For this purpose, we modify our ‘makeIterator’ function as follows:

1
2
3
4
5
6
7
public func makeIterator() -> Iterator {
    //Should be synchronized because of the copy
    return synchronized(_mutex) {
        let copy = _contents.copy() as! NSSet
        return WeakSetIterator(copy.makeIterator())
    }
}

Now every iterator (created when calling for…in on our set) is operating on it’s own copy of the underlying storage so is not affected by potential changes to this storage from operations in other threads. Mind that this makes clear why we used NSMutableSet as implementation instead of just a Swift Set, because for NSSet we can define the exact point in time that the copy takes place to perform it in a protected (synchronized) context. The value and copy-on-write semantics of a Swift Set imply that we cannot guarantee thread-safety in the same manner.

Summary

We saw that it is not that hard to implement a custom Sequence type which weakly references the objects it contains.
However, there are some subtleties one has to be aware of, especially when dealing with thread-safety and the internals of weak references (them already being nil when called from the deinit method of an object which is in the process of being deallocated).

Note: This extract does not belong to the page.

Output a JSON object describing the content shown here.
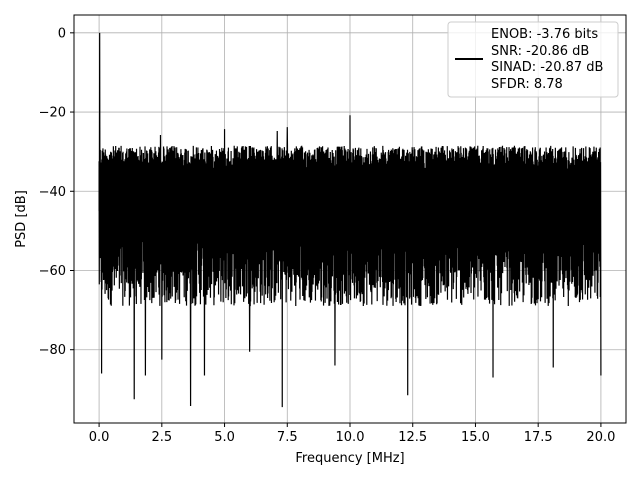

One thing that hasn’t been touched upon is that constraining the element type (T) will have some compile-time implications because of the way generics work in Swift in combinations with protocols. Ideally T would have been constrained to AnyObject, because references only make sense for object, not structs, but this will have consequences when providing a protocol (even a class protocol) instead of a concrete type as T, see: https://stackoverflow.com/questions/33112559/protocol-doesnt-conform-to-itself.

Please feel free to give feedback about improvements or simplification of the above and let me know if it was useful for you. In a subsequent post I will implement the observer pattern using this WeakSet as underlying storage.